When some people think of present-day artists, they think of modernized, post-internet art; they think of Banksy’s spray can street style and the many sculpture-building disciples of Jeff Koons. They think of neon, of plexiglass, of digital manipulation, filmic influence, and a matrix-like future of expression. Of course, these things do exist and thrive in the contemporary art world, but lovers of classic art traditions need not fear: There’s still a pulse on that type of artistry too.

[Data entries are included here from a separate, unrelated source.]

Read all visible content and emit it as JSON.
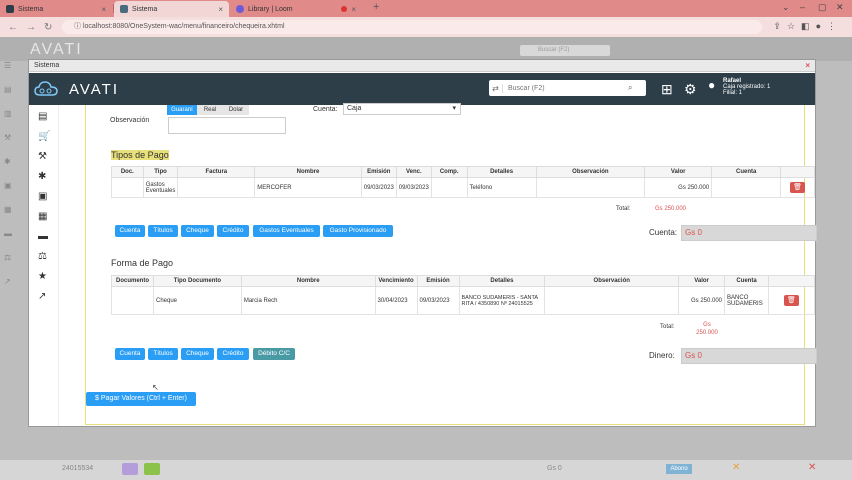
{
  "browser": {
    "tabs": [
      {
        "label": "Sistema",
        "active": false
      },
      {
        "label": "Sistema",
        "active": true
      },
      {
        "label": "Library | Loom",
        "active": false
      }
    ],
    "url": "localhost:8080/OneSystem-wac/menu/financeiro/chequeira.xhtml"
  },
  "bg_app": {
    "logo": "AVATI",
    "search_placeholder": "Buscar (F2)",
    "bottom_left": "24015534",
    "bottom_mid": "Gs 0",
    "bottom_badge": "Abono"
  },
  "modal": {
    "title": "Sistema",
    "close": "×"
  },
  "header": {
    "logo": "AVATI",
    "search_placeholder": "Buscar (F2)",
    "user_name": "Rafael",
    "user_caja": "Caja registrado: 1",
    "user_filial": "Filial: 1"
  },
  "top_form": {
    "currency_options": [
      "Guaraní",
      "Real",
      "Dolar"
    ],
    "cuenta_label": "Cuenta:",
    "cuenta_value": "Caja",
    "observacion_label": "Observación"
  },
  "tipos_de_pago": {
    "title": "Tipos de Pago",
    "columns": [
      "Doc.",
      "Tipo",
      "Factura",
      "Nombre",
      "Emisión",
      "Venc.",
      "Comp.",
      "Detalles",
      "Observación",
      "Valor",
      "Cuenta",
      ""
    ],
    "rows": [
      {
        "doc": "",
        "tipo": "Gastos Eventuales",
        "factura": "",
        "nombre": "MERCOFER",
        "emision": "09/03/2023",
        "venc": "09/03/2023",
        "comp": "",
        "detalles": "Teléfono",
        "observacion": "",
        "valor": "Gs 250.000",
        "cuenta": ""
      }
    ],
    "total_label": "Total:",
    "total_value": "Gs 250.000",
    "buttons": [
      "Cuenta",
      "Títulos",
      "Cheque",
      "Crédito",
      "Gastos Eventuales",
      "Gasto Provisionado"
    ],
    "cuenta_sum_label": "Cuenta:",
    "cuenta_sum_value": "Gs 0"
  },
  "forma_de_pago": {
    "title": "Forma de Pago",
    "columns": [
      "Documento",
      "Tipo Documento",
      "Nombre",
      "Vencimiento",
      "Emisión",
      "Detalles",
      "Observación",
      "Valor",
      "Cuenta",
      ""
    ],
    "rows": [
      {
        "documento": "",
        "tipo": "Cheque",
        "nombre": "Marcia Rech",
        "vencimiento": "30/04/2023",
        "emision": "09/03/2023",
        "detalles": "BANCO SUDAMERIS - SANTA RITA / 4350890 Nº 24015525",
        "observacion": "",
        "valor": "Gs 250.000",
        "cuenta": "BANCO SUDAMERIS"
      }
    ],
    "total_label": "Total:",
    "total_value": "Gs 250.000",
    "buttons": [
      "Cuenta",
      "Títulos",
      "Cheque",
      "Crédito",
      "Débito C/C"
    ],
    "dinero_label": "Dinero:",
    "dinero_value": "Gs 0"
  },
  "pay_button": "Pagar Valores (Ctrl + Enter)",
  "colors": {
    "header_bg": "#2d3e48",
    "primary_button": "#2a9df4",
    "danger": "#d9534f",
    "tab_bar": "#e08a8a"
  }
}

In fact, there’s an entire collective of traditionalists who exist among the contemporaries, even if their off-line, unplugged artistry doesn’t always get the spotlight it deserves. Below, meet some of the most accomplished contemporary-classic painters who are just as plugged into the future as their peers, but are also holding their own and fighting to preserve a time-honored mastery in the art world of today.
John Gordon Gauld
Despite his picture-a-day style Instagram presence, it takes Gauld at least a month to complete a painting; and despite the fast pace of the contemporary art world, he isn’t in a rush to mass produce. Deeply inspired by the Old Masters, Gauld is best known for his still life paintings that depict timeless scenes laced with symbolic references, with some modern Easter eggs thrown in—yes, that’s a stainless-steel butt plug beneath that gorgeous array of azaleas and poppies.
Gauld’s photorealistic style is jarring at first glance, and there’s always something surprising to notice in his slow-reveal scenery. And while he can easily appreciate his contemporaries' more modernist approach to technique, he’s happy to hold on to the practices that his 14th-century forefathers encouraged. Gauld tells NYLON:
I believe that when we create we should always be putting forth new ideas and new works of art. But to do something new, we have to know our past, if only to reflect on it. So my inspiration comes from a wide range of historic painters that lived hundreds of years apart and are as diverse as Giotto to Jean-Baptiste Oudry to Alice Neel. With my own art, the psychological draw of skillfully crafted works is often my entry point to understanding deeper meaning. I feel a greater satisfaction spending a month or two working on one painting than taking a faster and perhaps less purposeful means to creation. I find the hours obsessing over subtle color shifts or polishing a surface like a tile meditative. The process then is very much a part of the conceptual content of the painting. While I respect my peers' choice to indulge in more immediate and contemporary mediums and practices, what drives me and gets me excited about painting is its deep, slow history, For me, the launching point for something new is like unraveling a spool of thread from the past.